El camaleón peripatético

Nube de un minuto

Brecht es un autor de poemas donde “lo sublime se alía a lo totalmente ordinario”, al grado de que su lenguaje común lo vuelve más difícil de traducir a otras lenguas que poetas “más difíciles”, como Rilke o Trakl.

Quién lo diría —se divierte el camaleón peripatético en el cuarto donde escribo—. Hay en este libro de Love Poems acabado de salir (editado y traducido por David Constantine y Tom Kuhn; Norton, NY, 2015) un poema de Bertolt Brecht (1898-1956) que parecería hecho para la machacona campaña contra la obesidad que sugiere o de plano ordena “Chécate, mídete, muévete”. Y pensar que el de Brecht es en efecto un poema de amor. Se leería en español: “Mándame una hoja, pero de un árbol pequeño/ que crezca a no menos de hora y media/ a distancia de tu casa. Porque así/ tendrás que caminar, te pondrás fuerte y yo/ te daré las gracias por la hermosa hoja”. Pero veo que tienes aquí no solo el libro sino una reseña objetora al mismo.

—Así es, camaleón. La escribe uno de los mayores expertos de lengua inglesa en literatura alemana, Michael Hofmann. Considera (The Times Literary Supplement, 6/26/15) que esta edición de Love Poems es algo frívolo y como fraguado no para enriquecer a Brecht en inglés sino para vender libros, con todo y su portada con huellas de lápiz labial y pared surcada de grafiti que recuerda al álbum Beggars Banquet de los Rolling Stones. En realidad, tal cosa no me impidió disfrutarlo; en realidad, el texto de Hofmann es atendible más allá de su crítica al libro por lo que asienta sobre la poesía de Brecht. Aparto dos observaciones. En lengua alemana Brecht es un autor de poemas donde “lo sublime se alía a lo totalmente ordinario”, al grado de que su lenguaje común lo vuelve más difícil de traducir a otras lenguas que poetas “más difíciles” de traducir como Rilke o Trakl; y sus poemas más hondos ofrecen sustantivos que no van más allá de hierba, nubes, árbol y viento, mientras que los adjetivos en alemán bitter, bleich, fahl y freundlich (amargo, pálido, cenizo, amigable) casi debían pertenecerle en copyright: los volvió sencilla, inconfundiblemente brechtianos.

—Pues algunas de esas palabras aparecen en su poema de amor más famoso.

—Así es, camaleón. Lo leí por vez primera en español tanto en Bertolt Brecht. Poemas y canciones (versión de Jesús López Pacheco sobre la traducción directa del alemán de Vicente Romano; Alianza Editorial, 5ª. edición, 1973), como en Poesía alemana del siglo XX (editado y traducido por Rodolfo E. Modern; Librerías Fausto, 1974).

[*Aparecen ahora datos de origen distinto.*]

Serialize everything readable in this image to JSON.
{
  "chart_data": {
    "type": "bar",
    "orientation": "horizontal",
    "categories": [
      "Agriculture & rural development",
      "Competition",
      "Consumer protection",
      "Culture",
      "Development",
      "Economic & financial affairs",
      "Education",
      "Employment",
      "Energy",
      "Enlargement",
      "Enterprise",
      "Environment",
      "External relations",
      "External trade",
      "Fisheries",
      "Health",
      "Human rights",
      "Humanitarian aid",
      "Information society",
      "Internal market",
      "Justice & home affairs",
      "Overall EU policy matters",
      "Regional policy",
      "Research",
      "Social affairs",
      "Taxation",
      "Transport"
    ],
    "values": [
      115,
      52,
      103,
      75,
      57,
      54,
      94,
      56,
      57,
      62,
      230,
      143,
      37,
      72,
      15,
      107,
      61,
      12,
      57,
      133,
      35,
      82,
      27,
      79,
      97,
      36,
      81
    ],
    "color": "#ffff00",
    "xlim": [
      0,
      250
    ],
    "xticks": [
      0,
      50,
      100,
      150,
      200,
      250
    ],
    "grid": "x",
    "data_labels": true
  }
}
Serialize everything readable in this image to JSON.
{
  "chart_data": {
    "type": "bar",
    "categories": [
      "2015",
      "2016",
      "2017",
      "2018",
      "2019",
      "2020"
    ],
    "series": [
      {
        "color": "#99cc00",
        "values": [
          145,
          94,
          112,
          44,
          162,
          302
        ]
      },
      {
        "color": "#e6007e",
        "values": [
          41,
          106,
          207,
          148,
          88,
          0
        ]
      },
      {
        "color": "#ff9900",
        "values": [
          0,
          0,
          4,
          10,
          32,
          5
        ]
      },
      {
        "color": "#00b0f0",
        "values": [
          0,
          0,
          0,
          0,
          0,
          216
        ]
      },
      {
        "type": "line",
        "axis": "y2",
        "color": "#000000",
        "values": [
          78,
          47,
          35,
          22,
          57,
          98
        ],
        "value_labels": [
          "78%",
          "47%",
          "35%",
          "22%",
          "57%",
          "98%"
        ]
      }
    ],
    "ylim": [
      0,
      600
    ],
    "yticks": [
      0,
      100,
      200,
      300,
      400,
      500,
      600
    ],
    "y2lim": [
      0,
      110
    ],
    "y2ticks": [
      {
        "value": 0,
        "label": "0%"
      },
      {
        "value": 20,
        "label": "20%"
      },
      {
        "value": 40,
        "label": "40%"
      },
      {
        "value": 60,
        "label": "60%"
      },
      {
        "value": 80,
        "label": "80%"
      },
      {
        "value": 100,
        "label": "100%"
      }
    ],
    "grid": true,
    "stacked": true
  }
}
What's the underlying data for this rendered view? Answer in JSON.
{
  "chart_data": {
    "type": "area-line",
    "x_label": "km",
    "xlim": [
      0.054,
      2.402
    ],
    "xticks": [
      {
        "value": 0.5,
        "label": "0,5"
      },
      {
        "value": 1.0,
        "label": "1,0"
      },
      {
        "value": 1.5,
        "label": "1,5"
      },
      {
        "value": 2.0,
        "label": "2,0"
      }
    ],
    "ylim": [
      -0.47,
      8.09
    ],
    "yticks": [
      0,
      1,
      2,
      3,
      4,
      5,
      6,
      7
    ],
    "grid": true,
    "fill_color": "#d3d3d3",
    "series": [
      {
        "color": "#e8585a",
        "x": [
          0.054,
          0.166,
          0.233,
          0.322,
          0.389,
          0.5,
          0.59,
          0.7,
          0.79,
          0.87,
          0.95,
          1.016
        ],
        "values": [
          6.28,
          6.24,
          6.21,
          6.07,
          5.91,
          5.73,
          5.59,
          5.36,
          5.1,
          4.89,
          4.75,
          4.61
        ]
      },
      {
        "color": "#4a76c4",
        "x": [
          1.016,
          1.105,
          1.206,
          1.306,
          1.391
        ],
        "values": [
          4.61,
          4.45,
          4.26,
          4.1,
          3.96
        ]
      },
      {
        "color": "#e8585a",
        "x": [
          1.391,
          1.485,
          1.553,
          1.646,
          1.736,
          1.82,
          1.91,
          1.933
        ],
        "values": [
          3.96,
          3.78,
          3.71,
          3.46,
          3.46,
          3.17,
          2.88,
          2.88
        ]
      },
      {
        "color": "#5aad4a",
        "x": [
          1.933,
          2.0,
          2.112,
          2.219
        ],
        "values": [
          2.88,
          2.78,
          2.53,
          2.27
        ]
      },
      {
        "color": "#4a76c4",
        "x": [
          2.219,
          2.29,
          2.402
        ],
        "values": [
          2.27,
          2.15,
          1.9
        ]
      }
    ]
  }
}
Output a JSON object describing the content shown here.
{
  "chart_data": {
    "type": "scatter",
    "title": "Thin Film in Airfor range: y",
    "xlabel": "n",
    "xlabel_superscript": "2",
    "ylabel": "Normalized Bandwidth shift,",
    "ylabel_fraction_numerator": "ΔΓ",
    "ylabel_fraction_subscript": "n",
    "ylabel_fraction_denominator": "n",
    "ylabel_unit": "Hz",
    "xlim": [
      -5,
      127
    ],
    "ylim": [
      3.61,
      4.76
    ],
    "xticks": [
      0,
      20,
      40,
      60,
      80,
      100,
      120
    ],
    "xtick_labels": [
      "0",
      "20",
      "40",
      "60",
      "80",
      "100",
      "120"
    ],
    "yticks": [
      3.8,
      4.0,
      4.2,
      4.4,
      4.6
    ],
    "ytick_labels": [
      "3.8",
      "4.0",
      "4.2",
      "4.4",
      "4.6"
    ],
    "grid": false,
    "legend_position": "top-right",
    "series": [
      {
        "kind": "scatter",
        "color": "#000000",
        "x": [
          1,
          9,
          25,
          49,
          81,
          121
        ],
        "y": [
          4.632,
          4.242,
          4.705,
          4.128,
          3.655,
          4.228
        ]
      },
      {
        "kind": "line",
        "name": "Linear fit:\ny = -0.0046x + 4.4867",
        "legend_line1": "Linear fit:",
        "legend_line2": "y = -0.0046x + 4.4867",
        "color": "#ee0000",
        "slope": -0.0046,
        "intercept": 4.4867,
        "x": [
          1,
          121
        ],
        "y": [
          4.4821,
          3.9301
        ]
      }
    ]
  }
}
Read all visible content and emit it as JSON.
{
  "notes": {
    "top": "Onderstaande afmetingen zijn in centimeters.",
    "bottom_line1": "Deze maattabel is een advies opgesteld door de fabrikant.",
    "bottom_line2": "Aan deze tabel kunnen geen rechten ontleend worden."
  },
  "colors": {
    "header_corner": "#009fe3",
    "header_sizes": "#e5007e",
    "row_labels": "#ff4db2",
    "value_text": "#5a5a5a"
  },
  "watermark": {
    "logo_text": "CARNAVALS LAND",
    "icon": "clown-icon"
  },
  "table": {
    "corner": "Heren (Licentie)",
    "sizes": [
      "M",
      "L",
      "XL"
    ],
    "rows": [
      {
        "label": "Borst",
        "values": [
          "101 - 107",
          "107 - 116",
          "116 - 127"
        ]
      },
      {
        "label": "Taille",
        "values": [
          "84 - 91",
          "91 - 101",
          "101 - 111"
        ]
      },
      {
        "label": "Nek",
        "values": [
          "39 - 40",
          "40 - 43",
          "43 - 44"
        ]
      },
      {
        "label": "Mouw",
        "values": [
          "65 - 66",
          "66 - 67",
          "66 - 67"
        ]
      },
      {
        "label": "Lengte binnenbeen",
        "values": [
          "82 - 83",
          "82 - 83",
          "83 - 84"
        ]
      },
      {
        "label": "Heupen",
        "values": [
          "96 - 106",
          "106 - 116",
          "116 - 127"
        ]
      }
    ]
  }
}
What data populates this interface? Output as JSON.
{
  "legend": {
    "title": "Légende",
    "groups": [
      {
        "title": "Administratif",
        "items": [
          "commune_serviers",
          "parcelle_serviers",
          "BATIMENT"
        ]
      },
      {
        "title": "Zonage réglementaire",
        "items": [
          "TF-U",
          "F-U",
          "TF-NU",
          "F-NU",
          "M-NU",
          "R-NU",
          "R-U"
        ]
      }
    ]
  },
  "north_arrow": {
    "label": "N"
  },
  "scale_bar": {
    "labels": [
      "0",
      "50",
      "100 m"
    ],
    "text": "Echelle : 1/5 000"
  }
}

Se llama “Recuerdo de Marie A.” y fue escrito en 1920. La versión que trae Love Poems me animó a hacer una propia. Fui a otras versiones del poema en francés e italiano; en español atendí más a la de López Pacheco aunque la mía diverge sobre todo en un punto: no hace falta saber alemán para ver qué se lee cuando Brecht usa la palabra “Minuten”. En todo caso me atrajo más la opción de literalidad. Los otros traductores, exceptuando a los más recientes al inglés, han preferido “instante” o “instantes”. Así, López Pacheco: “Pero la nube floreció un instante”. Quizá, camaleón, solo hice mi intento de traerlo una vez más al español para que florezca de nuevo esa nube de minutos o nube de un minuto (lo prefiero así, como dije, a “instantes” o “instante”) que cierra el poema de Brecht.

1

Era en un día del azul septiembre,

en silencio, bajo un ciruelo joven

como en un sueño tierno, entre mis brazos

la que amaba, silenciosa y pálida.

Arriba, el cielo hermoso del verano

y en él, vista a lo lejos, una nube.

Altísima, blanca, de no creerlo.

Cuando miré de nuevo, ya no estaba.

2

Desde entonces muchas y muchas lunas

tranquilamente se han ido alejando.

Sin duda derribaron los ciruelos

y si me preguntas: Y de tu amor, ¿qué?,

contesto: ya no puedo recordarlo.

Y sin embargo, entiendo lo que dices.

Pero su cara ya no la sabría.

La besé alguna vez, y no sé más.

3

Y hasta del beso aquel me habría olvidado

de no ser por la nube que ahí estaba;

aún la recuerdo, y voy a recordarla,

altísima y tan blanca al ir bajando.

Tal vez aún florecen los ciruelos,

y aquella mujer va en el hijo siete.

La nube en flor fue nube de un minuto;

cuando volví a mirarla era ya viento.